El viejo hablaba cada vez con más ardor, arrastrando a Shinji con él. Era como escuchar a un gran abogado haciendo su alegato ante un tribunal. La lógica era perfecta y elegante, pero ¿se sostendría? Shinji lo dudaba. En alguna parte del razonamiento debía de haber un agujero.
—Creo —siguió Hatanaka—, que alguien ha preparado cuidadosamente ese cúmulo de pruebas tan irrefutables, tan cuidadosamente evidentes que llegaron a manos del tribunal. Esto es obra de un ser humano decidido a todo, y no simplemente un cúmulo de accidentes concatenados.
—Pero ¿hay manera de convencer de eso a un tribunal?
—Probablemente, no. Tengo que buscar pruebas igualmente irrefutables para enfrentarlas a las que ya hay contra nosotros.
Shinji no le preguntó cómo pretendía hacerlo. Le abrumaba el sentido del deber del viejo.

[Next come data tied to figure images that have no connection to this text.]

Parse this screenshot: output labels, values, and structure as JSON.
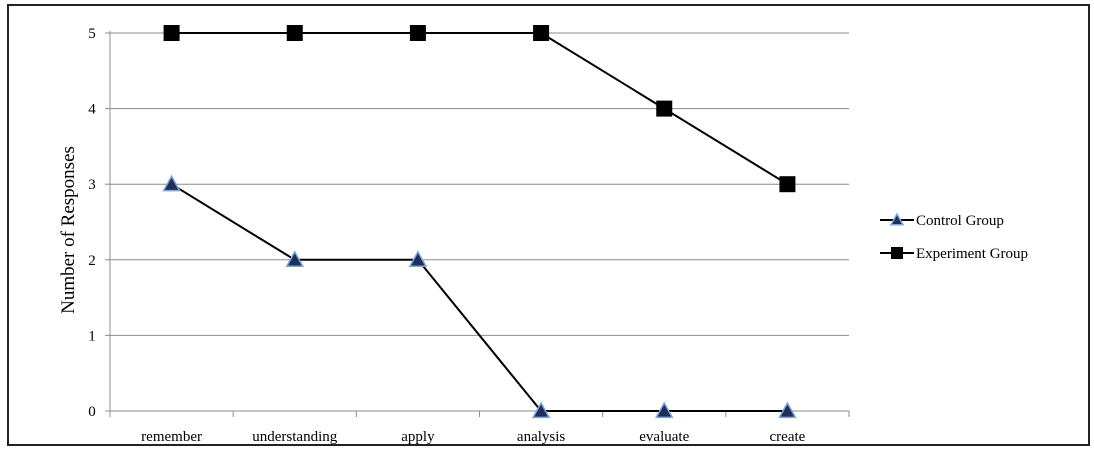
{
  "chart_data": {
    "type": "line",
    "title": "",
    "xlabel": "",
    "ylabel": "Number of Responses",
    "categories": [
      "remember",
      "understanding",
      "apply",
      "analysis",
      "evaluate",
      "create"
    ],
    "ylim": [
      0,
      5
    ],
    "yticks": [
      "0",
      "1",
      "2",
      "3",
      "4",
      "5"
    ],
    "grid": true,
    "legend_position": "right",
    "series": [
      {
        "name": "Control Group",
        "values": [
          3,
          2,
          2,
          0,
          0,
          0
        ],
        "marker": "triangle",
        "marker_color": "#1f2f5c",
        "marker_edge": "#7ea6d8",
        "line_color": "#000000"
      },
      {
        "name": "Experiment Group",
        "values": [
          5,
          5,
          5,
          5,
          4,
          3
        ],
        "marker": "square",
        "marker_color": "#000000",
        "line_color": "#000000"
      }
    ]
  }
}
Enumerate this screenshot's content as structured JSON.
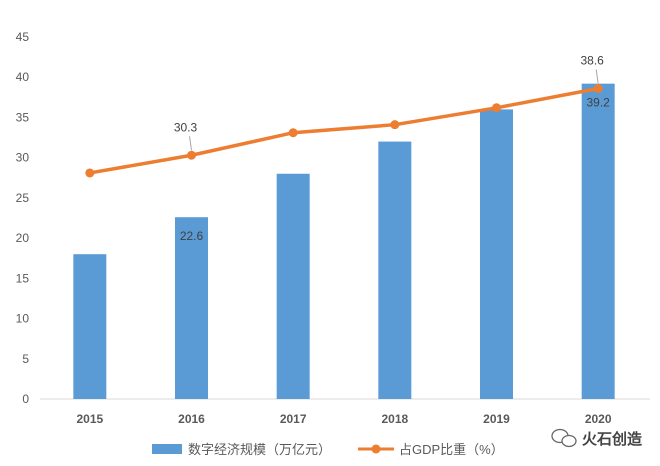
{
  "chart_data": {
    "type": "bar",
    "categories": [
      "2015",
      "2016",
      "2017",
      "2018",
      "2019",
      "2020"
    ],
    "series": [
      {
        "name": "数字经济规模（万亿元）",
        "type": "bar",
        "color": "#5b9bd5",
        "values": [
          18.0,
          22.6,
          28.0,
          32.0,
          36.0,
          39.2
        ]
      },
      {
        "name": "占GDP比重（%）",
        "type": "line",
        "color": "#ed7d31",
        "values": [
          28.1,
          30.3,
          33.1,
          34.1,
          36.2,
          38.6
        ]
      }
    ],
    "data_labels": [
      {
        "series": 0,
        "index": 1,
        "text": "22.6"
      },
      {
        "series": 0,
        "index": 5,
        "text": "39.2"
      },
      {
        "series": 1,
        "index": 1,
        "text": "30.3"
      },
      {
        "series": 1,
        "index": 5,
        "text": "38.6"
      }
    ],
    "ylim": [
      0,
      45
    ],
    "yticks": [
      0,
      5,
      10,
      15,
      20,
      25,
      30,
      35,
      40,
      45
    ],
    "title": "",
    "xlabel": "",
    "ylabel": "",
    "grid": false,
    "legend": "bottom"
  },
  "watermark": {
    "text": "火石创造",
    "icon": "wechat-icon"
  }
}
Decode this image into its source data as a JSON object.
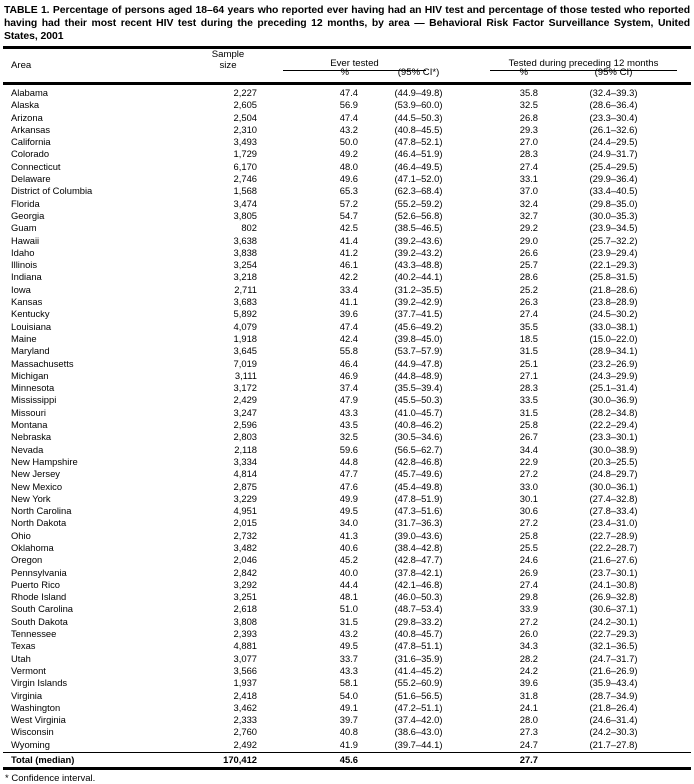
{
  "title": "TABLE 1. Percentage of persons aged 18–64 years who reported ever having had an HIV test and percentage of those tested who reported having had their most recent HIV test during the preceding 12 months, by area — Behavioral Risk Factor Surveillance System, United States, 2001",
  "header": {
    "area": "Area",
    "sample_line1": "Sample",
    "sample_line2": "size",
    "group_ever": "Ever tested",
    "group_recent": "Tested during preceding 12 months",
    "pct": "%",
    "ci_star": "(95% CI*)",
    "ci": "(95% CI)"
  },
  "rows": [
    {
      "area": "Alabama",
      "sample": "2,227",
      "ever_pct": "47.4",
      "ever_ci": "(44.9–49.8)",
      "recent_pct": "35.8",
      "recent_ci": "(32.4–39.3)"
    },
    {
      "area": "Alaska",
      "sample": "2,605",
      "ever_pct": "56.9",
      "ever_ci": "(53.9–60.0)",
      "recent_pct": "32.5",
      "recent_ci": "(28.6–36.4)"
    },
    {
      "area": "Arizona",
      "sample": "2,504",
      "ever_pct": "47.4",
      "ever_ci": "(44.5–50.3)",
      "recent_pct": "26.8",
      "recent_ci": "(23.3–30.4)"
    },
    {
      "area": "Arkansas",
      "sample": "2,310",
      "ever_pct": "43.2",
      "ever_ci": "(40.8–45.5)",
      "recent_pct": "29.3",
      "recent_ci": "(26.1–32.6)"
    },
    {
      "area": "California",
      "sample": "3,493",
      "ever_pct": "50.0",
      "ever_ci": "(47.8–52.1)",
      "recent_pct": "27.0",
      "recent_ci": "(24.4–29.5)"
    },
    {
      "area": "Colorado",
      "sample": "1,729",
      "ever_pct": "49.2",
      "ever_ci": "(46.4–51.9)",
      "recent_pct": "28.3",
      "recent_ci": "(24.9–31.7)"
    },
    {
      "area": "Connecticut",
      "sample": "6,170",
      "ever_pct": "48.0",
      "ever_ci": "(46.4–49.5)",
      "recent_pct": "27.4",
      "recent_ci": "(25.4–29.5)"
    },
    {
      "area": "Delaware",
      "sample": "2,746",
      "ever_pct": "49.6",
      "ever_ci": "(47.1–52.0)",
      "recent_pct": "33.1",
      "recent_ci": "(29.9–36.4)"
    },
    {
      "area": "District of Columbia",
      "sample": "1,568",
      "ever_pct": "65.3",
      "ever_ci": "(62.3–68.4)",
      "recent_pct": "37.0",
      "recent_ci": "(33.4–40.5)"
    },
    {
      "area": "Florida",
      "sample": "3,474",
      "ever_pct": "57.2",
      "ever_ci": "(55.2–59.2)",
      "recent_pct": "32.4",
      "recent_ci": "(29.8–35.0)"
    },
    {
      "area": "Georgia",
      "sample": "3,805",
      "ever_pct": "54.7",
      "ever_ci": "(52.6–56.8)",
      "recent_pct": "32.7",
      "recent_ci": "(30.0–35.3)"
    },
    {
      "area": "Guam",
      "sample": "802",
      "ever_pct": "42.5",
      "ever_ci": "(38.5–46.5)",
      "recent_pct": "29.2",
      "recent_ci": "(23.9–34.5)"
    },
    {
      "area": "Hawaii",
      "sample": "3,638",
      "ever_pct": "41.4",
      "ever_ci": "(39.2–43.6)",
      "recent_pct": "29.0",
      "recent_ci": "(25.7–32.2)"
    },
    {
      "area": "Idaho",
      "sample": "3,838",
      "ever_pct": "41.2",
      "ever_ci": "(39.2–43.2)",
      "recent_pct": "26.6",
      "recent_ci": "(23.9–29.4)"
    },
    {
      "area": "Illinois",
      "sample": "3,254",
      "ever_pct": "46.1",
      "ever_ci": "(43.3–48.8)",
      "recent_pct": "25.7",
      "recent_ci": "(22.1–29.3)"
    },
    {
      "area": "Indiana",
      "sample": "3,218",
      "ever_pct": "42.2",
      "ever_ci": "(40.2–44.1)",
      "recent_pct": "28.6",
      "recent_ci": "(25.8–31.5)"
    },
    {
      "area": "Iowa",
      "sample": "2,711",
      "ever_pct": "33.4",
      "ever_ci": "(31.2–35.5)",
      "recent_pct": "25.2",
      "recent_ci": "(21.8–28.6)"
    },
    {
      "area": "Kansas",
      "sample": "3,683",
      "ever_pct": "41.1",
      "ever_ci": "(39.2–42.9)",
      "recent_pct": "26.3",
      "recent_ci": "(23.8–28.9)"
    },
    {
      "area": "Kentucky",
      "sample": "5,892",
      "ever_pct": "39.6",
      "ever_ci": "(37.7–41.5)",
      "recent_pct": "27.4",
      "recent_ci": "(24.5–30.2)"
    },
    {
      "area": "Louisiana",
      "sample": "4,079",
      "ever_pct": "47.4",
      "ever_ci": "(45.6–49.2)",
      "recent_pct": "35.5",
      "recent_ci": "(33.0–38.1)"
    },
    {
      "area": "Maine",
      "sample": "1,918",
      "ever_pct": "42.4",
      "ever_ci": "(39.8–45.0)",
      "recent_pct": "18.5",
      "recent_ci": "(15.0–22.0)"
    },
    {
      "area": "Maryland",
      "sample": "3,645",
      "ever_pct": "55.8",
      "ever_ci": "(53.7–57.9)",
      "recent_pct": "31.5",
      "recent_ci": "(28.9–34.1)"
    },
    {
      "area": "Massachusetts",
      "sample": "7,019",
      "ever_pct": "46.4",
      "ever_ci": "(44.9–47.8)",
      "recent_pct": "25.1",
      "recent_ci": "(23.2–26.9)"
    },
    {
      "area": "Michigan",
      "sample": "3,111",
      "ever_pct": "46.9",
      "ever_ci": "(44.8–48.9)",
      "recent_pct": "27.1",
      "recent_ci": "(24.3–29.9)"
    },
    {
      "area": "Minnesota",
      "sample": "3,172",
      "ever_pct": "37.4",
      "ever_ci": "(35.5–39.4)",
      "recent_pct": "28.3",
      "recent_ci": "(25.1–31.4)"
    },
    {
      "area": "Mississippi",
      "sample": "2,429",
      "ever_pct": "47.9",
      "ever_ci": "(45.5–50.3)",
      "recent_pct": "33.5",
      "recent_ci": "(30.0–36.9)"
    },
    {
      "area": "Missouri",
      "sample": "3,247",
      "ever_pct": "43.3",
      "ever_ci": "(41.0–45.7)",
      "recent_pct": "31.5",
      "recent_ci": "(28.2–34.8)"
    },
    {
      "area": "Montana",
      "sample": "2,596",
      "ever_pct": "43.5",
      "ever_ci": "(40.8–46.2)",
      "recent_pct": "25.8",
      "recent_ci": "(22.2–29.4)"
    },
    {
      "area": "Nebraska",
      "sample": "2,803",
      "ever_pct": "32.5",
      "ever_ci": "(30.5–34.6)",
      "recent_pct": "26.7",
      "recent_ci": "(23.3–30.1)"
    },
    {
      "area": "Nevada",
      "sample": "2,118",
      "ever_pct": "59.6",
      "ever_ci": "(56.5–62.7)",
      "recent_pct": "34.4",
      "recent_ci": "(30.0–38.9)"
    },
    {
      "area": "New Hampshire",
      "sample": "3,334",
      "ever_pct": "44.8",
      "ever_ci": "(42.8–46.8)",
      "recent_pct": "22.9",
      "recent_ci": "(20.3–25.5)"
    },
    {
      "area": "New Jersey",
      "sample": "4,814",
      "ever_pct": "47.7",
      "ever_ci": "(45.7–49.6)",
      "recent_pct": "27.2",
      "recent_ci": "(24.8–29.7)"
    },
    {
      "area": "New Mexico",
      "sample": "2,875",
      "ever_pct": "47.6",
      "ever_ci": "(45.4–49.8)",
      "recent_pct": "33.0",
      "recent_ci": "(30.0–36.1)"
    },
    {
      "area": "New York",
      "sample": "3,229",
      "ever_pct": "49.9",
      "ever_ci": "(47.8–51.9)",
      "recent_pct": "30.1",
      "recent_ci": "(27.4–32.8)"
    },
    {
      "area": "North Carolina",
      "sample": "4,951",
      "ever_pct": "49.5",
      "ever_ci": "(47.3–51.6)",
      "recent_pct": "30.6",
      "recent_ci": "(27.8–33.4)"
    },
    {
      "area": "North Dakota",
      "sample": "2,015",
      "ever_pct": "34.0",
      "ever_ci": "(31.7–36.3)",
      "recent_pct": "27.2",
      "recent_ci": "(23.4–31.0)"
    },
    {
      "area": "Ohio",
      "sample": "2,732",
      "ever_pct": "41.3",
      "ever_ci": "(39.0–43.6)",
      "recent_pct": "25.8",
      "recent_ci": "(22.7–28.9)"
    },
    {
      "area": "Oklahoma",
      "sample": "3,482",
      "ever_pct": "40.6",
      "ever_ci": "(38.4–42.8)",
      "recent_pct": "25.5",
      "recent_ci": "(22.2–28.7)"
    },
    {
      "area": "Oregon",
      "sample": "2,046",
      "ever_pct": "45.2",
      "ever_ci": "(42.8–47.7)",
      "recent_pct": "24.6",
      "recent_ci": "(21.6–27.6)"
    },
    {
      "area": "Pennsylvania",
      "sample": "2,842",
      "ever_pct": "40.0",
      "ever_ci": "(37.8–42.1)",
      "recent_pct": "26.9",
      "recent_ci": "(23.7–30.1)"
    },
    {
      "area": "Puerto Rico",
      "sample": "3,292",
      "ever_pct": "44.4",
      "ever_ci": "(42.1–46.8)",
      "recent_pct": "27.4",
      "recent_ci": "(24.1–30.8)"
    },
    {
      "area": "Rhode Island",
      "sample": "3,251",
      "ever_pct": "48.1",
      "ever_ci": "(46.0–50.3)",
      "recent_pct": "29.8",
      "recent_ci": "(26.9–32.8)"
    },
    {
      "area": "South Carolina",
      "sample": "2,618",
      "ever_pct": "51.0",
      "ever_ci": "(48.7–53.4)",
      "recent_pct": "33.9",
      "recent_ci": "(30.6–37.1)"
    },
    {
      "area": "South Dakota",
      "sample": "3,808",
      "ever_pct": "31.5",
      "ever_ci": "(29.8–33.2)",
      "recent_pct": "27.2",
      "recent_ci": "(24.2–30.1)"
    },
    {
      "area": "Tennessee",
      "sample": "2,393",
      "ever_pct": "43.2",
      "ever_ci": "(40.8–45.7)",
      "recent_pct": "26.0",
      "recent_ci": "(22.7–29.3)"
    },
    {
      "area": "Texas",
      "sample": "4,881",
      "ever_pct": "49.5",
      "ever_ci": "(47.8–51.1)",
      "recent_pct": "34.3",
      "recent_ci": "(32.1–36.5)"
    },
    {
      "area": "Utah",
      "sample": "3,077",
      "ever_pct": "33.7",
      "ever_ci": "(31.6–35.9)",
      "recent_pct": "28.2",
      "recent_ci": "(24.7–31.7)"
    },
    {
      "area": "Vermont",
      "sample": "3,566",
      "ever_pct": "43.3",
      "ever_ci": "(41.4–45.2)",
      "recent_pct": "24.2",
      "recent_ci": "(21.6–26.9)"
    },
    {
      "area": "Virgin Islands",
      "sample": "1,937",
      "ever_pct": "58.1",
      "ever_ci": "(55.2–60.9)",
      "recent_pct": "39.6",
      "recent_ci": "(35.9–43.4)"
    },
    {
      "area": "Virginia",
      "sample": "2,418",
      "ever_pct": "54.0",
      "ever_ci": "(51.6–56.5)",
      "recent_pct": "31.8",
      "recent_ci": "(28.7–34.9)"
    },
    {
      "area": "Washington",
      "sample": "3,462",
      "ever_pct": "49.1",
      "ever_ci": "(47.2–51.1)",
      "recent_pct": "24.1",
      "recent_ci": "(21.8–26.4)"
    },
    {
      "area": "West Virginia",
      "sample": "2,333",
      "ever_pct": "39.7",
      "ever_ci": "(37.4–42.0)",
      "recent_pct": "28.0",
      "recent_ci": "(24.6–31.4)"
    },
    {
      "area": "Wisconsin",
      "sample": "2,760",
      "ever_pct": "40.8",
      "ever_ci": "(38.6–43.0)",
      "recent_pct": "27.3",
      "recent_ci": "(24.2–30.3)"
    },
    {
      "area": "Wyoming",
      "sample": "2,492",
      "ever_pct": "41.9",
      "ever_ci": "(39.7–44.1)",
      "recent_pct": "24.7",
      "recent_ci": "(21.7–27.8)"
    }
  ],
  "total": {
    "area": "Total (median)",
    "sample": "170,412",
    "ever_pct": "45.6",
    "ever_ci": "",
    "recent_pct": "27.7",
    "recent_ci": ""
  },
  "footnote": "* Confidence interval.",
  "colors": {
    "text": "#000000",
    "background": "#ffffff"
  }
}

—Así pues —siguió el anciano abogado—, voy a emplear a fondo los servicios de esa agencia de detectives. Por suerte, el suegro paga las facturas, y es un hombre rico. Podemos gastar tanto como queramos. Partiendo de mi teoría de que todas las pruebas han sido preparadas, empezaré averiguando cómo se puede conseguir sangre tipo Rhesus negativo —volvió a encender el cigarro, que se le había apagado.

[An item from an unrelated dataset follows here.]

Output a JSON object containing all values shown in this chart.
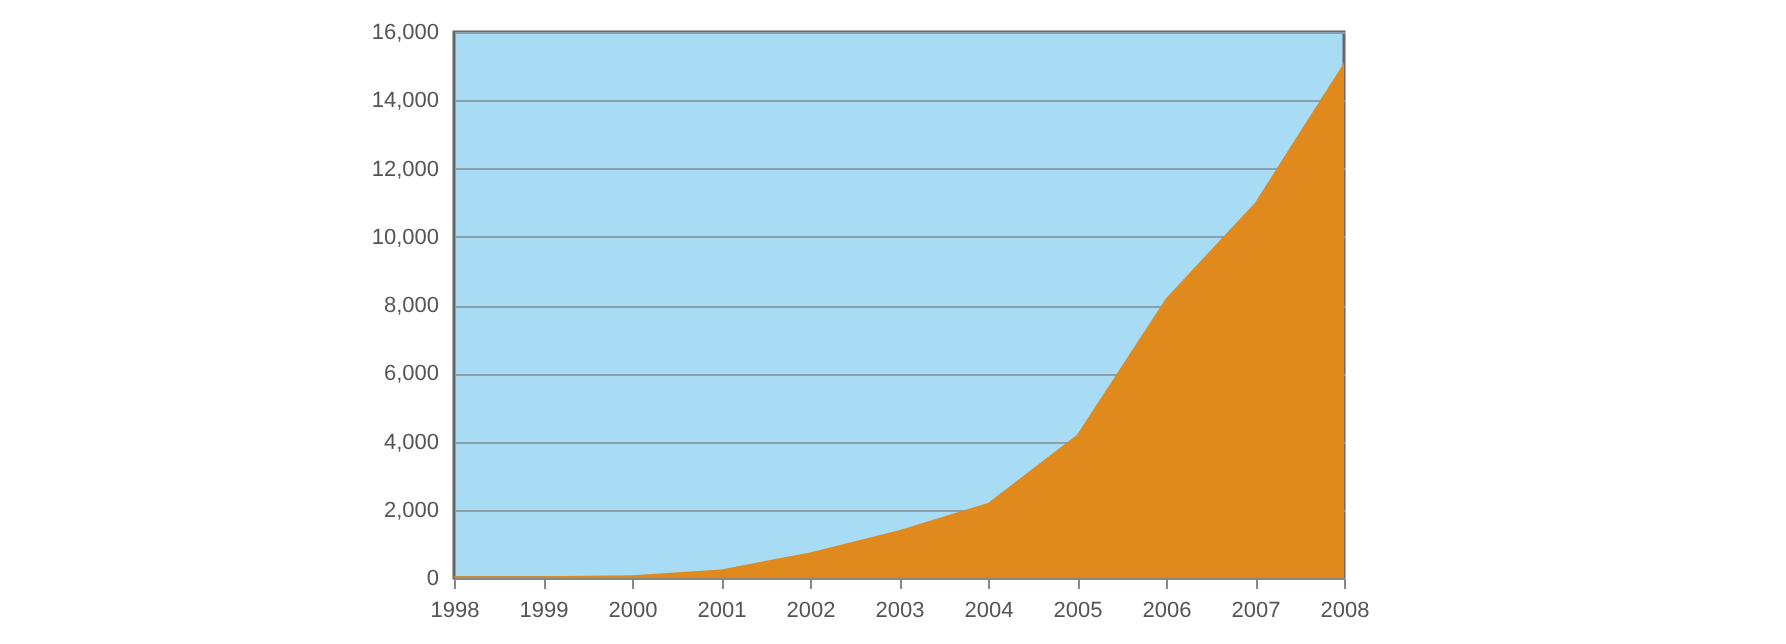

La conversación había terminado, y Hatanaka se levantó para salir. Shinji ayudó a la secretaria a cerrar las ventanas. Fuera, el manto de la noche había caído sobre la ciudad. Al mirar las oscuras calles, sintió que, contra todo lo que se podía suponer, la dedicación y el talento del viejo podrían acabar cambiando el rumbo del juicio. El vasto y oscuro cielo no era más inmenso que el sentido del deber del viejo.
Tras él, Hatanaka salió por la puerta, con el maletín en la mano.